Second, we must judge discerningly (v. 6). Even though your goal at all times is to remove the speck from your brother’s eye, you must be discerning in the way that you go about it. You must carefully evaluate both your own ability to help your brother (vv. 1–5) and your brother’s ability to hear you (v. 6). You may be in a good place to judge, but is your brother in a good place to be judged?
It would be unthinkable to give holy meat, reserved for priestly families, to rabid dogs. Similarly, a famished hog, scavenging for food, would hardly appreciate the offer of costly pearls. It is a waste of time and resources, and a personal risk, to give to dogs and hogs that which they do not appreciate. Similarly, before you come alongside a brother to help him discern right and wrong in his life, you need to discern whether or not he is ready to receive your wisdom.
Third, we must judge prayerfully (vv. 7–11). As you prepare your own heart to help others discern right and wrong, and as you carefully evaluate whether your brother is ready to receive correction, you must bathe the entire exercise in prayer.
Left to ourselves, we are tempted to judge hypocritically and undiscerningly. We are prone to make judgements based on first impressions without considering things as carefully as we ought. The remedy to this temptation is prayer.

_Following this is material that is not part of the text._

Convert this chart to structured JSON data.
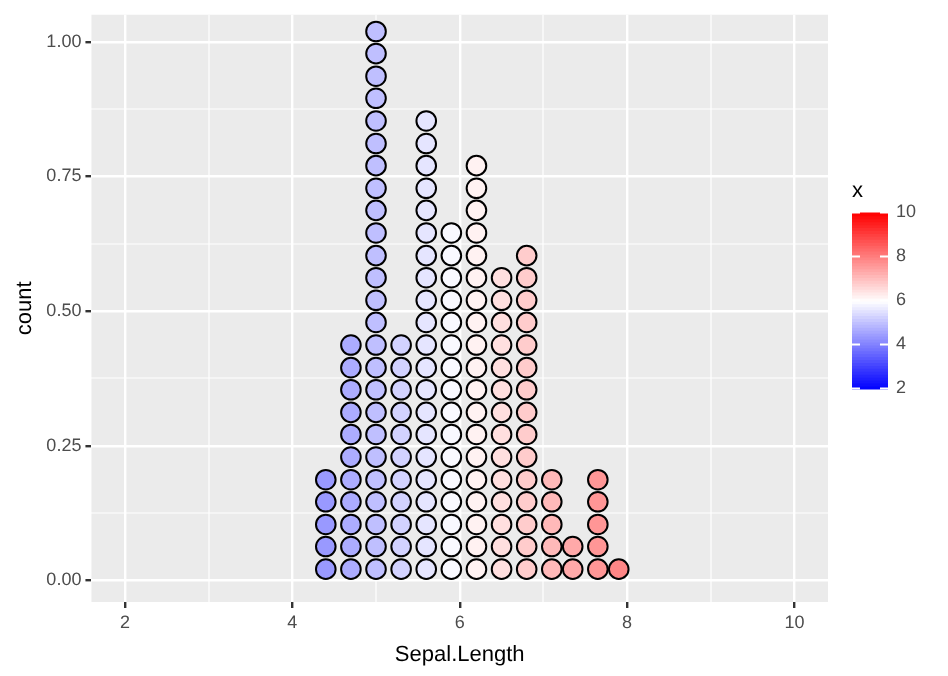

Since God liberally gives wisdom to those who ask for it (James 1:5), we can pray confidently for the ability to discern wisely in our judgement.
Fourth, we must judge relationally (v. 12). “So” ties v. 12 to what has come before. Jesus’ point is this: When it comes to judging others, thereby helping them to discern right and wrong in their lives, we must judge in the way in which we wish to be judged. If you want others to help you discern right from wrong (and, if you are a Christian, you do want that!), you must help others to do so. But since you want others to judge you sincerely, discerningly, and prayerfully, you must exercise your own judgement in the same way. All of this assumes that you will be in relationship with those you seek to help.

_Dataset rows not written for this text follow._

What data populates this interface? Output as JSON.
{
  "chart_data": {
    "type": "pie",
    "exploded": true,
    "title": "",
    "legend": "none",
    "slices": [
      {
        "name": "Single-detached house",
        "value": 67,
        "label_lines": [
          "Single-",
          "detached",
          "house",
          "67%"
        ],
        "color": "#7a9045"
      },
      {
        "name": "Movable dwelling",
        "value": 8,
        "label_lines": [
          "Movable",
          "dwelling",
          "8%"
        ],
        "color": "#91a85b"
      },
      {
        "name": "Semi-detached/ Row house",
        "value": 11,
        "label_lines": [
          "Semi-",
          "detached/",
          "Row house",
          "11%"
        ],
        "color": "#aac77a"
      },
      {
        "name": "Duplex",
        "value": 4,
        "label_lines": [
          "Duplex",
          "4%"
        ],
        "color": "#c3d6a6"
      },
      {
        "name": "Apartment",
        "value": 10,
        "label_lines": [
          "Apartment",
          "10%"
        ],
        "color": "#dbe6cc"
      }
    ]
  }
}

Sometimes, God directly and personally convicts us of sin; more often, he uses fellow Christians and fellow church members to point out sin and help us pursue sanctification. Unwillingness to receive correction stunts our own spiritual growth. We should always be willing to receive correction if we will progress in our sanctification. But if we want to be aided in our sanctification by others, we must be willing to aid others in theirs.
If you want to pursue God-honour judging, thereby helping your brothers and sisters in their sanctification, briefly consider three practical suggestions. First, pray for God to help you see. You need God’s grace to identify your own plank before you can help others remove their speck. Second, model the practice of confession. Be quick to admit when you have done wrong—to God and to those you have wronged. Third, consistently exercise the discipline of self-examination, asking yourself, before God, where your own faults and weaknesses lie.
As you reflect on Jesus’ exhortation to judge one another, examine your own willingness to receive correction and then commit, for the glory of God and the good of his church, to help others in their pursuit of Christlikeness.